Le géant des réseaux sociaux a été convoqué devant le Sénat pour s’expliquer sur la connaissance de la firme de la dangerosité de son offre pour les plus jeunes. L’assemblée n’a pas hésité à comparer Facebook et surtout Instagram à l’industrie du tabac : toxique, consciente de sa dangerosité, et soucieuse de rendre accros les plus jeunes. De quoi enterrer durablement l’idée d’un Instagram pour enfants.

C’est un revers pour Mark Zuckerberg : son entreprise tentaculaire Facebook a été convoquée par le Sénat des États-Unis afin de s’expliquer sur son projet de lancer une version d’Instagram dédiée spécifiquement aux enfants, et ça s’est très mal passé.

Toute cette histoire s’est emballée très vite : il y a deux semaines, des documents internes à Facebook révélaient que le réseau social était conscient, depuis plusieurs années déjà, des effets néfastes d’Instagram – qui fait partie de la même entreprise – sur les adolescents.

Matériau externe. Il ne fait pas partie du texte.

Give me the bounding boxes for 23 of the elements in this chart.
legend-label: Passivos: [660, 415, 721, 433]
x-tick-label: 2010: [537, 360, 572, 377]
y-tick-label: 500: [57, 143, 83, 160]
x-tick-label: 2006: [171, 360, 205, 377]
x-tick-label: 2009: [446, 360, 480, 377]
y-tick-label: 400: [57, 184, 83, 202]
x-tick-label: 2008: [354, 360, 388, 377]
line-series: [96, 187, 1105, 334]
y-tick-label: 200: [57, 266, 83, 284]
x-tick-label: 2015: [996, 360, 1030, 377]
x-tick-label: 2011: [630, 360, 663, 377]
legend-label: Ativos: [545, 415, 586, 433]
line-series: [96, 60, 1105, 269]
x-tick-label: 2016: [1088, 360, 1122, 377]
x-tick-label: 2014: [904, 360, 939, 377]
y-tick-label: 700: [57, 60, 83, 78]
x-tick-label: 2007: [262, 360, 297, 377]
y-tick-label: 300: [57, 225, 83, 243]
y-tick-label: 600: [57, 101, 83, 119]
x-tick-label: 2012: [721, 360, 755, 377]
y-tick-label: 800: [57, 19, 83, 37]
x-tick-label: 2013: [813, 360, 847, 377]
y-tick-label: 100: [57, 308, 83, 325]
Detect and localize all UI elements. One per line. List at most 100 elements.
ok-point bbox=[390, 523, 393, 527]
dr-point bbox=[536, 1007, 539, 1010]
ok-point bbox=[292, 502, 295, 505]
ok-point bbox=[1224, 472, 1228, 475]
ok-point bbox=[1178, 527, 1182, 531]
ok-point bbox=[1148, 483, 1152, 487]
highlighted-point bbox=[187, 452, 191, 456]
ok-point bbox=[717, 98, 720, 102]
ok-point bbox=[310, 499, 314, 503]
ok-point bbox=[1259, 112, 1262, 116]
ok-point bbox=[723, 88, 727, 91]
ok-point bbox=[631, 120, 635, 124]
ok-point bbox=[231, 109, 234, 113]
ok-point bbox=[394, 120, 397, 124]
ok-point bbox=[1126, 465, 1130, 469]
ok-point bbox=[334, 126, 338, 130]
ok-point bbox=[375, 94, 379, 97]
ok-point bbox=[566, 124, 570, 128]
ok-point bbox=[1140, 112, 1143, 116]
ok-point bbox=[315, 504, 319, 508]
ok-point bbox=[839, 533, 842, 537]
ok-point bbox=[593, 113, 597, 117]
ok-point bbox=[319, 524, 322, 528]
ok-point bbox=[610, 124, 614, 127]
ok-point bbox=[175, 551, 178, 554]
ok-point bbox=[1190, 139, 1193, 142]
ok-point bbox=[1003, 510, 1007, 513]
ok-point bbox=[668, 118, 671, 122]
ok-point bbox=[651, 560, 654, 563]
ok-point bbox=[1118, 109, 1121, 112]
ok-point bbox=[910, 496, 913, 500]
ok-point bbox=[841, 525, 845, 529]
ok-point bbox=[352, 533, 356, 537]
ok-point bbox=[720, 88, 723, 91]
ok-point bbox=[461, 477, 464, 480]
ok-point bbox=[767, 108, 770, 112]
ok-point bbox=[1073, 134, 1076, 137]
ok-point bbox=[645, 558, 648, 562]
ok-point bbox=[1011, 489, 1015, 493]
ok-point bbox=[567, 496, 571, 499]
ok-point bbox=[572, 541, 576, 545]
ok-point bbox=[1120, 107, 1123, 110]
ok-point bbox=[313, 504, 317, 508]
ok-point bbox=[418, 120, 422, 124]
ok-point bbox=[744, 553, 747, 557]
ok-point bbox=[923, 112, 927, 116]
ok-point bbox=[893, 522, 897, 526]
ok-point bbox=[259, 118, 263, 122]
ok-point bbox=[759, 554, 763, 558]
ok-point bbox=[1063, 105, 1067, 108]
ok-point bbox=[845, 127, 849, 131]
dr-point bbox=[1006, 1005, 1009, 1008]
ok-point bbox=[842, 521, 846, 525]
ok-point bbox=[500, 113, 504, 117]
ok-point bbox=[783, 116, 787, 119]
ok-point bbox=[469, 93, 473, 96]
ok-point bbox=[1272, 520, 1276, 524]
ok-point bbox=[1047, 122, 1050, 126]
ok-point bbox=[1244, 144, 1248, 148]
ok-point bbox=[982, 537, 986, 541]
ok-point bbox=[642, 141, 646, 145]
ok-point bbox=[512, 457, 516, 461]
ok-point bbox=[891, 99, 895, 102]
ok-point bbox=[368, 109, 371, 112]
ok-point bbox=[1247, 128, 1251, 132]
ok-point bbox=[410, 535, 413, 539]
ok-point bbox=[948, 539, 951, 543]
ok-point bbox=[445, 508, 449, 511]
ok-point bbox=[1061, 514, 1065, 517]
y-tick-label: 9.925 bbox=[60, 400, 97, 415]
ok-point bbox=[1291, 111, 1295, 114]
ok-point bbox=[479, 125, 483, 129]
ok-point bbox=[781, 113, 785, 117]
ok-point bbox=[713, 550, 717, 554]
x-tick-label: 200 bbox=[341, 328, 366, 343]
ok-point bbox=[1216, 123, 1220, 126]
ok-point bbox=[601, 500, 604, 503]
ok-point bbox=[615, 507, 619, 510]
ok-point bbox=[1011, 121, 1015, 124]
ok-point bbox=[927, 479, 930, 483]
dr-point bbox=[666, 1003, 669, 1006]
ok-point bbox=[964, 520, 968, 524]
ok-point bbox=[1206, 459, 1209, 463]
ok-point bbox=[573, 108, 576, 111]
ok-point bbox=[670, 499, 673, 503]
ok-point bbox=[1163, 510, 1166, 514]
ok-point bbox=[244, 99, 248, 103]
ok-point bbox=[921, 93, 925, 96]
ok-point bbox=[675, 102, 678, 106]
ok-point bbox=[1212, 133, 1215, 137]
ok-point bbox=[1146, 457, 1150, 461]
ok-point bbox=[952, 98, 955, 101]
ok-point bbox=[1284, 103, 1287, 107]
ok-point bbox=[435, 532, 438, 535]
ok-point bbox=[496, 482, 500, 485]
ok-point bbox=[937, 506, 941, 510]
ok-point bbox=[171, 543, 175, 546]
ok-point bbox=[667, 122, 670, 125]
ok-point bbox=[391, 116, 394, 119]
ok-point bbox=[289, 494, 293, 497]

L’application accroit leur mal-être, influence leur représentation d’eux-mêmes, voire accentue des pensées suicidaires. Or, cette révélation est tombée au plus mauvais moment, ou parfaitement à point, c’est selon : on apprenait également que l’entreprise planifiait une version d’Instagram pensée pour les enfants, sans pub, avec des contenus appropriés et requérants l’autorisation des parents.

Facebook et Big Tobacco : même combat

La nouvelle avait provoqué une levée de boucliers, et Facebook avait annoncé la mise en suspens de ce projet. Mais cela n’avait pas dissuadé des sénateurs américains de convoquer la firme devant l’assemblée pour entendre ce qu’elle avait à dire sur les effets délétères que ces produits provoquent chez les plus jeunes, dont elle était, selon un lanceur d’alerte, parfaitement au courant.

Ce jeudi, c’est Antigone Davis, directrice de la sécurité globale chez Facebook, qui s’est présentée devant le pouvoir législatif des États-Unis. Mais les sénateurs, armés des révélations fuitées depuis la firme et d’études sur l’impact des réseaux sociaux sur le comportement des enfants, ne lui ont laissé aucun répit.

« Si nous avons affaire au monde réel de Facebook, où les garanties sont plus illusoires que réelles, il ne devrait pas y avoir d’Instagram pour les enfants, point final », a déclaré M. Blumenthal, dont la commission a organisé l’audition. « S’ils étaient vraiment engagés dans la sécurité des enfants, s’il y avait des preuves réelles, je pourrais penser différemment. Mais Instagram pour enfants, c’est tout simplement la même chose [que le vrai Instagram]. » Précédemment, les élus américains avaient même comparé Facebook à un géant de l’industrie du tabac, cherchant à rendre accro à ses produits une nouvelle génération dès le plus jeune âge.

Promotion de l’anorexie et de l’automutilation

Face à ces attaques, Antigone Davis avait bien peu d’options pour se défendre. Elle a bien tenté de retourner pour elle les résultats de l’étude, qui « peuvent rendre plus sensationnaliste l’impact négatif dans les résultats, et ignorent les interprétations potentiellement positives – par exemple, plus de la moitié des répondants déclarent eux-mêmes qu’Instagram améliore leur sentiment de solitude. Ce n’est pas une bombe. »

Mais l’argument n’a certainement pas eu l’effet escompté, pour Blumenthal: « Si, cette étude est bien une bombe. Il s’agit d’une preuve puissante, captivante et fascinante que Facebook connaît les effets néfastes de son site sur les enfants et qu’il a dissimulé ces faits et constatations. » Pour appuyer son propos, le sénateur a mené ses propres recherches : une équipe a créé un faux profil d’enfant de 13 ans – l’âge minimal requis sur Instagram – atteint de troubles de l’alimentation et de problèmes de confiance en soi. En moins d’une journée, ce compte ne recevait plus comme contenu recommandé que des profils promouvant l’anorexie ou des comportements dangereux, tels que l’automutilation.

Facebook se retrouve dans une véritable tourmente suite à la fuite de cette étude mettant en évidence la dangerosité de ses produits, et l’analogie avec le secteur du tabac, approuvée par une grande part de l’auditoire, ternira indéniablement son image. Et comme pour le tabac, si le produit de base est déjà nocif, le Sénat américain estime qu’il ne faut surtout pas l’adapter aux enfants.